Laming-Emperaire's structuralist methodology is still in use, much facilitated by computer science.
It involves compiling minutely detailed inventories and diagrams of the way that species are grouped on the cave walls; of their gender, frequency, and position; and of their relation to the signs and handprints that often appear close to them.
She married a fellow archeologist, Joseph Emperaire, a student of Paul Rivet, who believed humans had come to South America from South Asia before reaching North America, and they began digging, looking for signs of early human occupation, in Brazil, Argentina, and Chile, where Joseph died when the wall of an excavation fell in on him.
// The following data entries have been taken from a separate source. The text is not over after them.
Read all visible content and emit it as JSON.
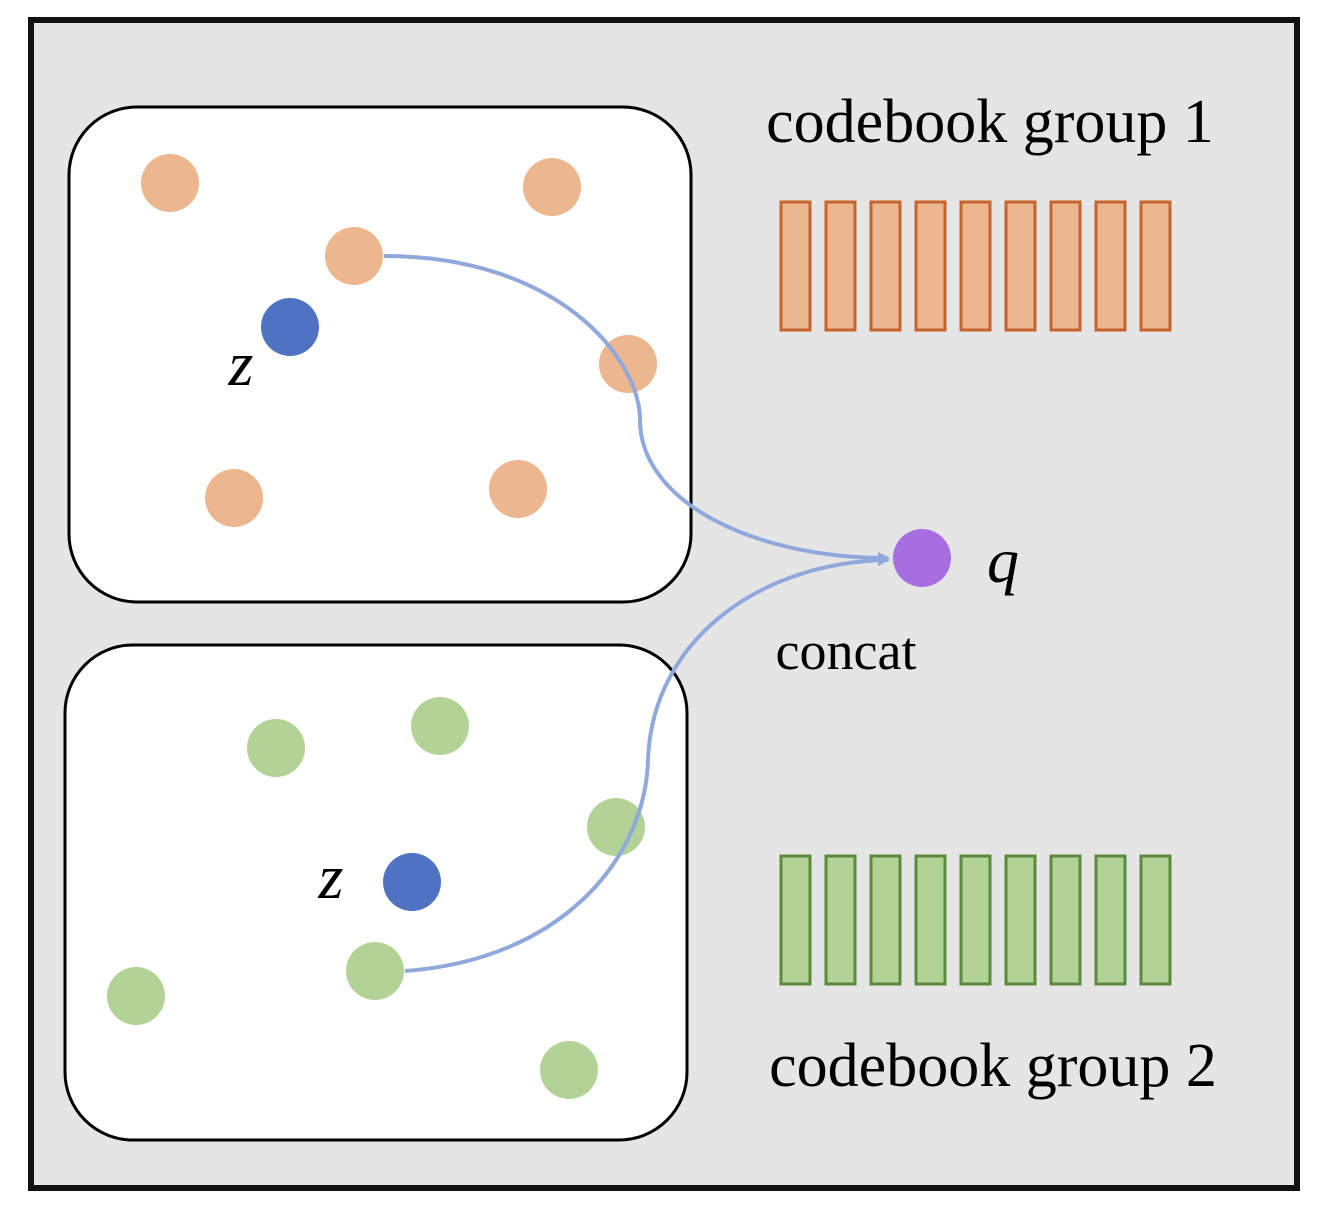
{
  "colors": {
    "background": "#e5e5e5",
    "frame": "#111111",
    "panel": "#ffffff",
    "orange_fill": "#ecb78e",
    "orange_stroke": "#c8632d",
    "green_fill": "#b2d296",
    "green_stroke": "#5b8a3c",
    "z_point": "#4f72c3",
    "q_point": "#a66ee0",
    "arrow": "#91a8dd"
  },
  "labels": {
    "codebook_group_1": "codebook group 1",
    "codebook_group_2": "codebook group 2",
    "concat": "concat",
    "q": "q",
    "z_top": "z",
    "z_bottom": "z"
  },
  "codebook_groups": [
    {
      "label": "codebook group 1",
      "color": "orange",
      "entries": 9
    },
    {
      "label": "codebook group 2",
      "color": "green",
      "entries": 9
    }
  ]
}
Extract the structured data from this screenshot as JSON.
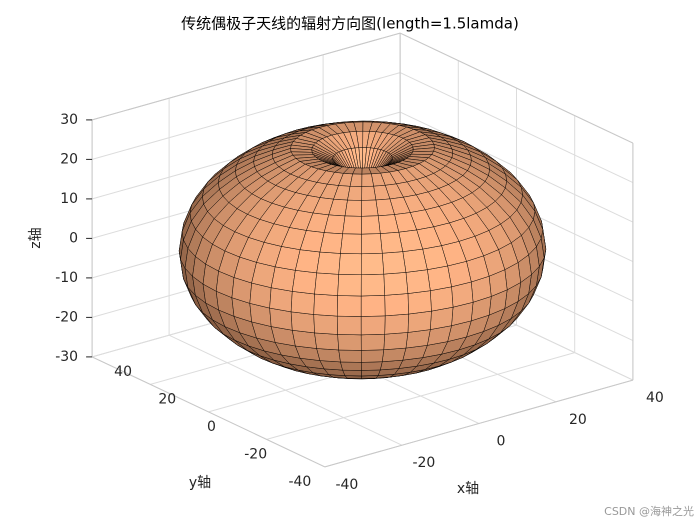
{
  "chart_data": {
    "type": "surface_of_revolution",
    "title": "传统偶极子天线的辐射方向图(length=1.5lamda)",
    "xlabel": "x轴",
    "ylabel": "y轴",
    "zlabel": "z轴",
    "xlim": [
      -40,
      40
    ],
    "ylim": [
      -40,
      40
    ],
    "zlim": [
      -30,
      30
    ],
    "xticks": [
      -40,
      -20,
      0,
      20,
      40
    ],
    "yticks": [
      -40,
      -20,
      0,
      20,
      40
    ],
    "zticks": [
      -30,
      -20,
      -10,
      0,
      10,
      20,
      30
    ],
    "grid": true,
    "color": "#f4a676",
    "edge_color": "#000000",
    "theta": [
      0,
      7.5,
      15,
      22.5,
      30,
      37.5,
      45,
      52.5,
      60,
      67.5,
      75,
      82.5,
      90,
      97.5,
      105,
      112.5,
      120,
      127.5,
      135,
      142.5,
      150,
      157.5,
      165,
      172.5,
      180
    ],
    "r": [
      14,
      18,
      24,
      27.5,
      29.8,
      30.7,
      31.9,
      33.2,
      34.5,
      35.9,
      37,
      37.7,
      38,
      37.7,
      37,
      35.9,
      34.5,
      33.2,
      31.9,
      30.7,
      29.8,
      27.5,
      24,
      18,
      14
    ],
    "watermark": "CSDN @海神之光"
  }
}
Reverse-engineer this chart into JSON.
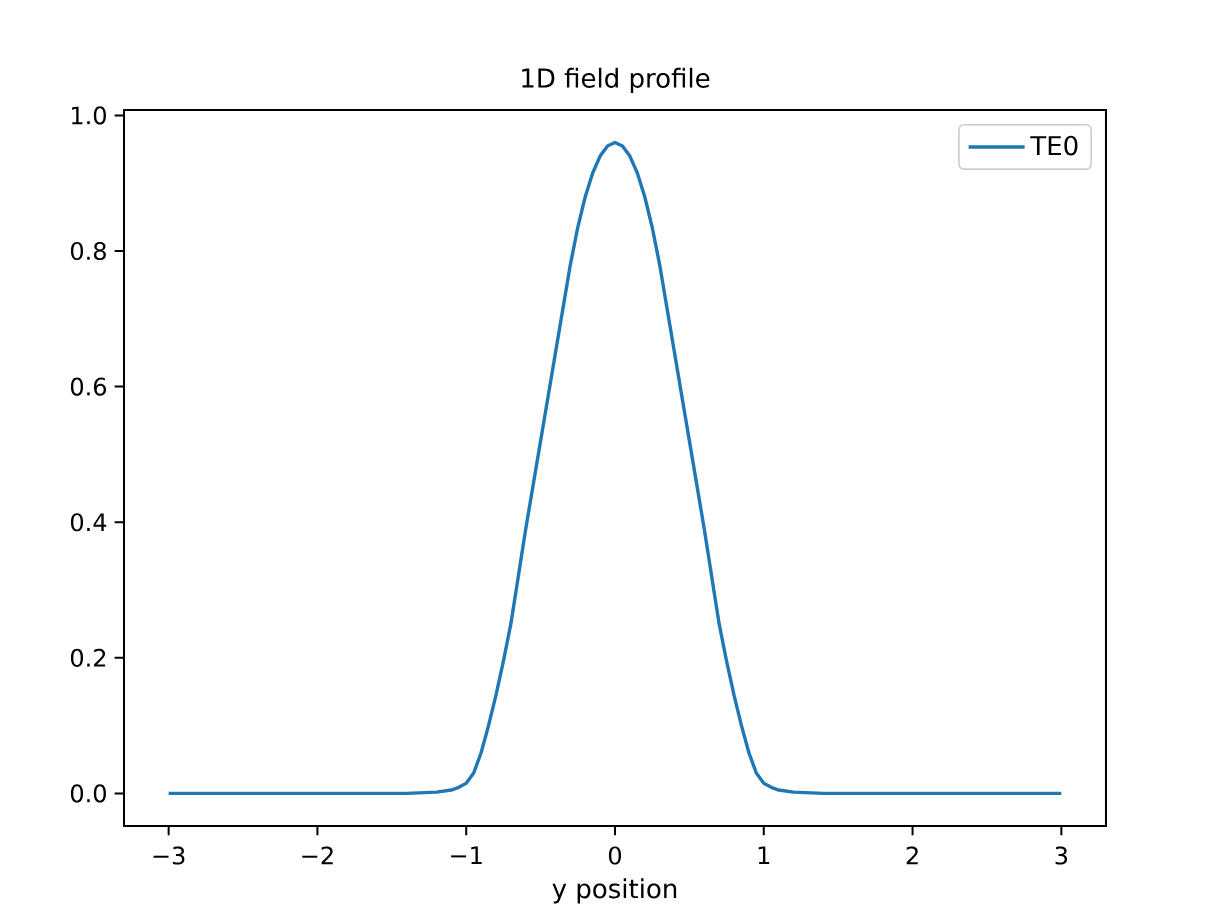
{
  "chart_data": {
    "type": "line",
    "title": "1D field profile",
    "xlabel": "y position",
    "x": [
      -3.0,
      -2.5,
      -2.0,
      -1.6,
      -1.4,
      -1.2,
      -1.1,
      -1.05,
      -1.0,
      -0.95,
      -0.9,
      -0.85,
      -0.8,
      -0.75,
      -0.7,
      -0.6,
      -0.5,
      -0.4,
      -0.3,
      -0.25,
      -0.2,
      -0.15,
      -0.1,
      -0.05,
      0.0,
      0.05,
      0.1,
      0.15,
      0.2,
      0.25,
      0.3,
      0.4,
      0.5,
      0.6,
      0.7,
      0.75,
      0.8,
      0.85,
      0.9,
      0.95,
      1.0,
      1.05,
      1.1,
      1.2,
      1.4,
      1.6,
      2.0,
      2.5,
      3.0
    ],
    "series": [
      {
        "name": "TE0",
        "color": "#1f77b4",
        "values": [
          0,
          0,
          0,
          0,
          0,
          0.002,
          0.005,
          0.009,
          0.015,
          0.03,
          0.06,
          0.1,
          0.145,
          0.195,
          0.25,
          0.39,
          0.52,
          0.65,
          0.78,
          0.835,
          0.88,
          0.915,
          0.94,
          0.955,
          0.96,
          0.955,
          0.94,
          0.915,
          0.88,
          0.835,
          0.78,
          0.65,
          0.52,
          0.39,
          0.25,
          0.195,
          0.145,
          0.1,
          0.06,
          0.03,
          0.015,
          0.009,
          0.005,
          0.002,
          0,
          0,
          0,
          0,
          0
        ]
      }
    ],
    "xlim": [
      -3.3,
      3.3
    ],
    "ylim": [
      -0.048,
      1.008
    ],
    "xticks": [
      {
        "value": -3,
        "label": "−3"
      },
      {
        "value": -2,
        "label": "−2"
      },
      {
        "value": -1,
        "label": "−1"
      },
      0,
      1,
      2,
      3
    ],
    "yticks": [
      {
        "value": 0,
        "label": "0.0"
      },
      {
        "value": 0.2,
        "label": "0.2"
      },
      {
        "value": 0.4,
        "label": "0.4"
      },
      {
        "value": 0.6,
        "label": "0.6"
      },
      {
        "value": 0.8,
        "label": "0.8"
      },
      {
        "value": 1,
        "label": "1.0"
      }
    ],
    "legend": "top right",
    "marker": "none",
    "line_style": "solid"
  }
}
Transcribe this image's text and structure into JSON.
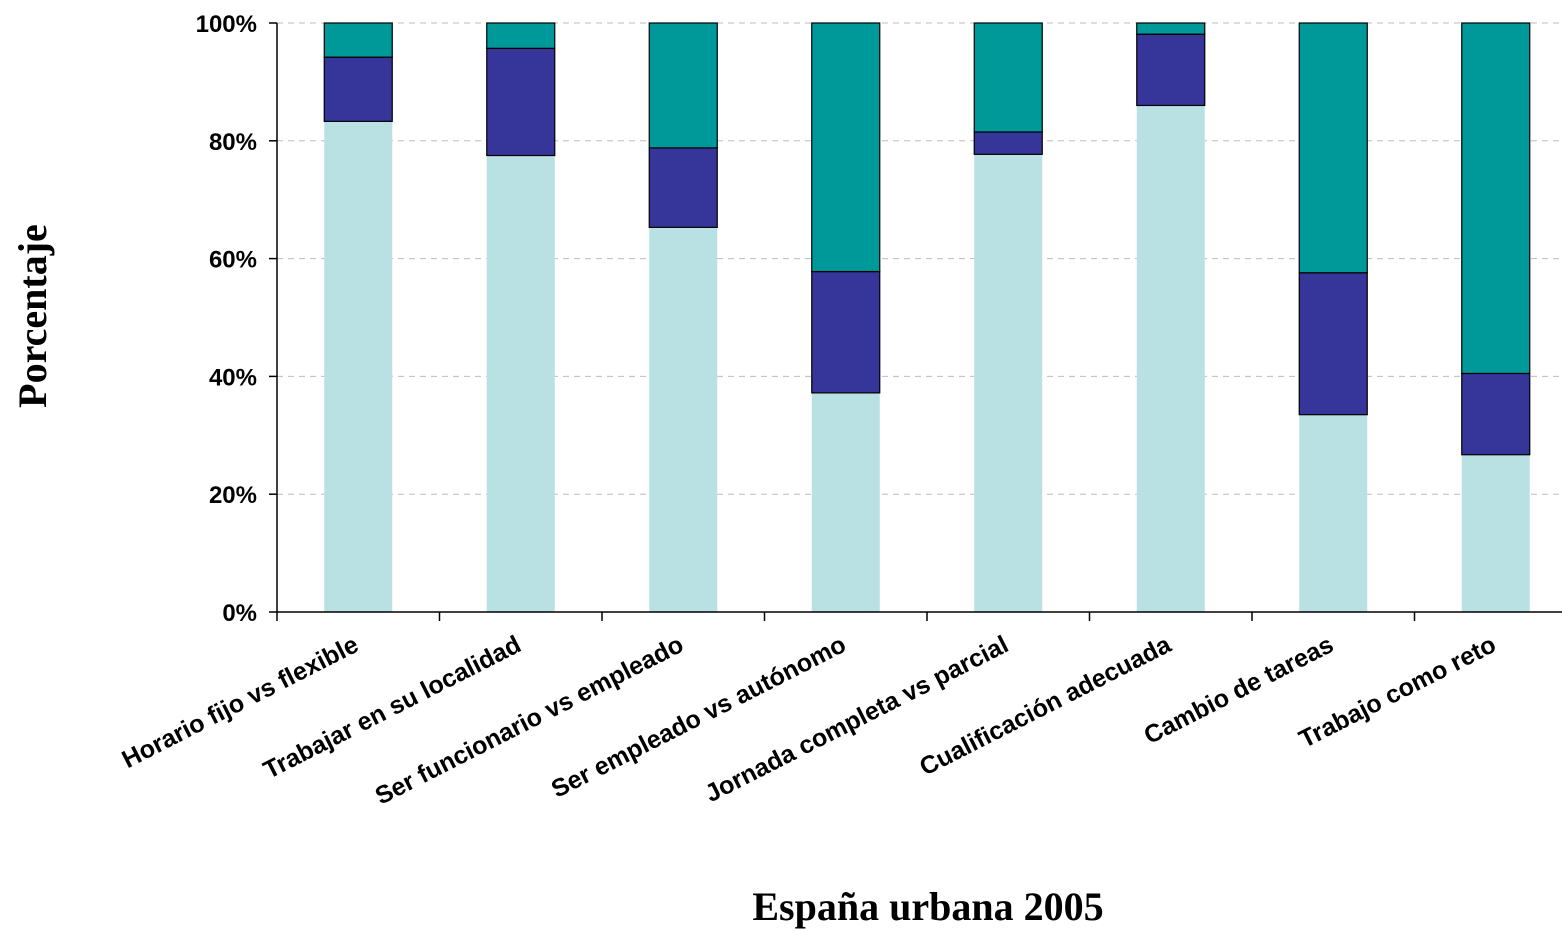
{
  "chart_data": {
    "type": "bar",
    "stacked": true,
    "percent": true,
    "xlabel": "España urbana 2005",
    "ylabel": "Porcentaje",
    "ylim": [
      0,
      100
    ],
    "yticks": [
      0,
      20,
      40,
      60,
      80,
      100
    ],
    "ytick_labels": [
      "0%",
      "20%",
      "40%",
      "60%",
      "80%",
      "100%"
    ],
    "grid": true,
    "legend": "none",
    "categories": [
      "Horario fijo vs flexible",
      "Trabajar en su localidad",
      "Ser funcionario vs empleado",
      "Ser empleado vs autónomo",
      "Jornada completa vs parcial",
      "Cualificación adecuada",
      "Cambio de tareas",
      "Trabajo como reto"
    ],
    "series": [
      {
        "color": "#b9e0e3",
        "values": [
          83.3,
          77.5,
          65.3,
          37.2,
          77.7,
          86.0,
          33.5,
          26.7
        ]
      },
      {
        "color": "#35359a",
        "values": [
          10.9,
          18.2,
          13.5,
          20.6,
          3.8,
          12.1,
          24.1,
          13.8
        ]
      },
      {
        "color": "#009999",
        "values": [
          5.8,
          4.3,
          21.2,
          42.2,
          18.5,
          1.9,
          42.4,
          59.5
        ]
      }
    ]
  }
}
In the early 1970s, she returned to Brazil and selected six sites in the Lagoa Santa area, where the Danish paleontologist Peter Wilhelm Lund had dug a century earlier.
She found a rock shelter at site IV where in 1974-1975 she discovered most of the fat bones of what was named Lapa Vermelha IV hominid 1, the oldest human fossil in Brazil, around 11 thousand years old.
The skull was given the nickname Luzia.
"Shortly after that, Annette Laming-Emperaire too died tragically.
In Annette's team were researchers from the National Museum, where thousands of ceramic, lytic fragments and bones found in the excavations.
The Franco-Brazilian mission in Lagoa Santa, under the auspices of the United Nations Educational, Scientific and Cultural Organization (Unesco), remained in the region between 1974 and 1976 and concentrated the excavations mainly in the Lapa Vermelha de Pedro Leopoldo.
It was in this cave that Annette found "Luzia".
In 1998, the "first Brazilian", as it entered the history, gained a face.
When surveying collections of fossils in the museum, anthropologist Walter Neves, from the University of SĂŁo Paulo (USP), made in-depth studies on the bones and provided the dating, which is 11,400 years.
One of the great merits of the Franco-Brazilian mission, according to experts, was to rescue in the world scientific scenario the importance of Lagoa Santa, where Dr.
Lund, in more than four decades, collected more than 12 thousand fossils, which were sent in 1845, to the King of Denmark.
After Lund, the region, in the Lagoa Santa Cárstica Environmental Preservation Area (APA Cárstica), only attracted new glances in the 1950s, when researchers from the Minas Gerais Academy of Sciences and the National Museum in Rio de Janeiro resumed the excavations.